Christians are increasingly recognising that caring for the earth is a necessary outworking of our discipleship. Solar panels on church roofs are one way to do this, as they help reduce the amount of carbon being released into the atmosphere. This is vital if destructive climate change is to be prevented. Of course, more immediately, solar panels also help reduce the church’s fuel bills. They are especially suitable for buildings like St. Andrew’s where a good amount of electricity is used during daylight hours.

Revd. Mike Claridge, Vicar of St. Andrew’s, says:

“We’ve been looking at the idea of solar panels for a while, partly to reduce fuel bills but also to play our part in the wider move towards renewable energy sources. Power For Good caught our eyes because it’s a local co-operative. Instead of contributing to the profits of a national or multi-national company, any profits will benefit it’s own members including us.”

So how does it all work? To encourage the installation of panels, a government scheme ensures that panel owners get a ‘Feed-in Tariff’ (FiT) payment for every kilowatt-hour generated. The National Grid adds another payment. Although the FiT rate is now less than it was, the cost of panels has also come down. So solar panels remain a very good investment.

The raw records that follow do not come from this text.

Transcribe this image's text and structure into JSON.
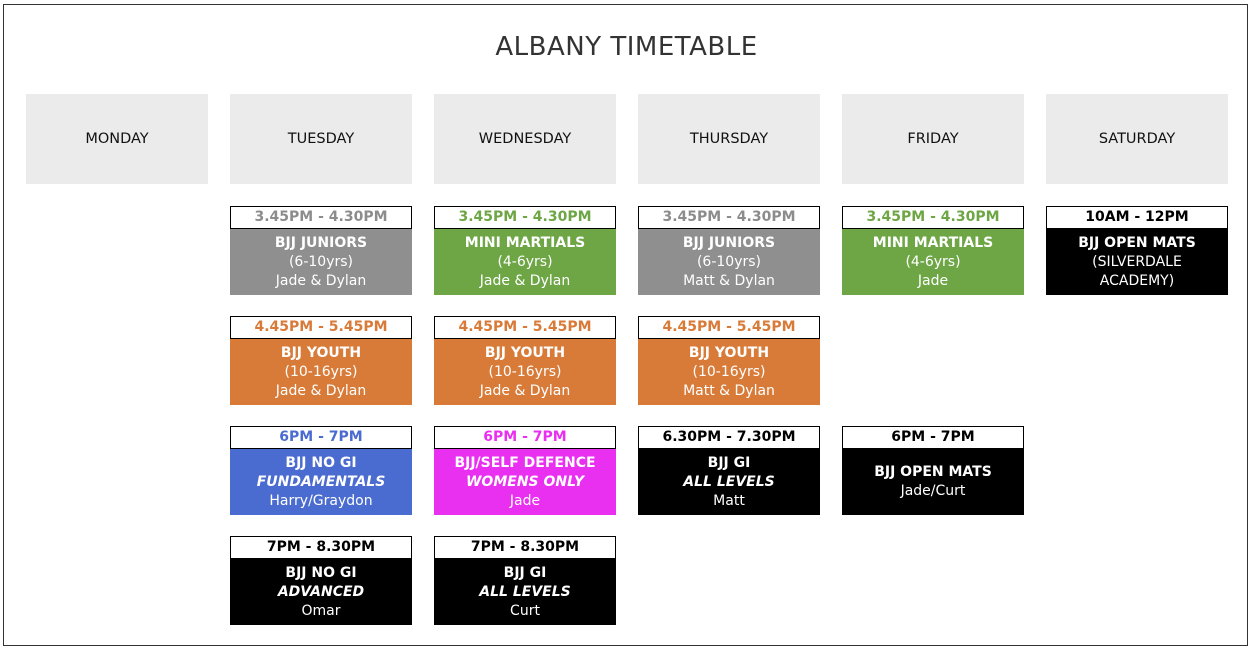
{
  "title": "ALBANY TIMETABLE",
  "days": [
    {
      "name": "MONDAY",
      "classes": []
    },
    {
      "name": "TUESDAY",
      "classes": [
        {
          "time": "3.45PM - 4.30PM",
          "time_color": "#8c8c8c",
          "bg": "#8f8f8f",
          "lines": [
            {
              "text": "BJJ JUNIORS",
              "style": "bold"
            },
            {
              "text": "(6-10yrs)",
              "style": "normal"
            },
            {
              "text": "Jade & Dylan",
              "style": "normal"
            }
          ]
        },
        {
          "time": "4.45PM - 5.45PM",
          "time_color": "#d97b38",
          "bg": "#d97b38",
          "lines": [
            {
              "text": "BJJ YOUTH",
              "style": "bold"
            },
            {
              "text": "(10-16yrs)",
              "style": "normal"
            },
            {
              "text": "Jade & Dylan",
              "style": "normal"
            }
          ]
        },
        {
          "time": "6PM - 7PM",
          "time_color": "#4a6bcf",
          "bg": "#4a6bcf",
          "lines": [
            {
              "text": "BJJ NO GI",
              "style": "bold"
            },
            {
              "text": "FUNDAMENTALS",
              "style": "italic"
            },
            {
              "text": "Harry/Graydon",
              "style": "normal"
            }
          ]
        },
        {
          "time": "7PM - 8.30PM",
          "time_color": "#000000",
          "bg": "#000000",
          "lines": [
            {
              "text": "BJJ NO GI",
              "style": "bold"
            },
            {
              "text": "ADVANCED",
              "style": "italic"
            },
            {
              "text": "Omar",
              "style": "normal"
            }
          ]
        }
      ]
    },
    {
      "name": "WEDNESDAY",
      "classes": [
        {
          "time": "3.45PM - 4.30PM",
          "time_color": "#6ea646",
          "bg": "#6ea646",
          "lines": [
            {
              "text": "MINI MARTIALS",
              "style": "bold"
            },
            {
              "text": "(4-6yrs)",
              "style": "normal"
            },
            {
              "text": "Jade & Dylan",
              "style": "normal"
            }
          ]
        },
        {
          "time": "4.45PM - 5.45PM",
          "time_color": "#d97b38",
          "bg": "#d97b38",
          "lines": [
            {
              "text": "BJJ YOUTH",
              "style": "bold"
            },
            {
              "text": "(10-16yrs)",
              "style": "normal"
            },
            {
              "text": "Jade & Dylan",
              "style": "normal"
            }
          ]
        },
        {
          "time": "6PM - 7PM",
          "time_color": "#e92ff0",
          "bg": "#e92ff0",
          "lines": [
            {
              "text": "BJJ/SELF DEFENCE",
              "style": "bold"
            },
            {
              "text": "WOMENS ONLY",
              "style": "italic"
            },
            {
              "text": "Jade",
              "style": "normal"
            }
          ]
        },
        {
          "time": "7PM - 8.30PM",
          "time_color": "#000000",
          "bg": "#000000",
          "lines": [
            {
              "text": "BJJ GI",
              "style": "bold"
            },
            {
              "text": "ALL LEVELS",
              "style": "italic"
            },
            {
              "text": "Curt",
              "style": "normal"
            }
          ]
        }
      ]
    },
    {
      "name": "THURSDAY",
      "classes": [
        {
          "time": "3.45PM - 4.30PM",
          "time_color": "#8c8c8c",
          "bg": "#8f8f8f",
          "lines": [
            {
              "text": "BJJ JUNIORS",
              "style": "bold"
            },
            {
              "text": "(6-10yrs)",
              "style": "normal"
            },
            {
              "text": "Matt & Dylan",
              "style": "normal"
            }
          ]
        },
        {
          "time": "4.45PM - 5.45PM",
          "time_color": "#d97b38",
          "bg": "#d97b38",
          "lines": [
            {
              "text": "BJJ YOUTH",
              "style": "bold"
            },
            {
              "text": "(10-16yrs)",
              "style": "normal"
            },
            {
              "text": "Matt & Dylan",
              "style": "normal"
            }
          ]
        },
        {
          "time": "6.30PM - 7.30PM",
          "time_color": "#000000",
          "bg": "#000000",
          "lines": [
            {
              "text": "BJJ GI",
              "style": "bold"
            },
            {
              "text": "ALL LEVELS",
              "style": "italic"
            },
            {
              "text": "Matt",
              "style": "normal"
            }
          ]
        }
      ]
    },
    {
      "name": "FRIDAY",
      "classes": [
        {
          "time": "3.45PM - 4.30PM",
          "time_color": "#6ea646",
          "bg": "#6ea646",
          "lines": [
            {
              "text": "MINI MARTIALS",
              "style": "bold"
            },
            {
              "text": "(4-6yrs)",
              "style": "normal"
            },
            {
              "text": "Jade",
              "style": "normal"
            }
          ]
        },
        null,
        {
          "time": "6PM - 7PM",
          "time_color": "#000000",
          "bg": "#000000",
          "lines": [
            {
              "text": "BJJ OPEN MATS",
              "style": "bold"
            },
            {
              "text": "Jade/Curt",
              "style": "normal"
            }
          ]
        }
      ]
    },
    {
      "name": "SATURDAY",
      "classes": [
        {
          "time": "10AM - 12PM",
          "time_color": "#000000",
          "bg": "#000000",
          "lines": [
            {
              "text": "BJJ OPEN MATS",
              "style": "bold"
            },
            {
              "text": "(SILVERDALE",
              "style": "normal"
            },
            {
              "text": "ACADEMY)",
              "style": "normal"
            }
          ]
        }
      ]
    }
  ]
}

Some churches can afford to fit their own panels, but of course for many that is beyond their means. This is where Power for Good (PfG) come in. As a Co-operative it can raise ‘community shares’ though which individuals and organisations invest in PfG, become members and, if all goes well, in due course receive a dividend. PfG uses the money raised to ‘rent’ roofs and fits solar panels on them. The tariffs are paid to PfG, from which costs are met and dividends paid.

PfG’s proposed first scheme involves installing panels not only on St. Andrew’s but also on three churches in Birmingham Diocese and a mosque near Perry Barr. All will then benefit from fuel savings and also play their part in lowering carbon emissions.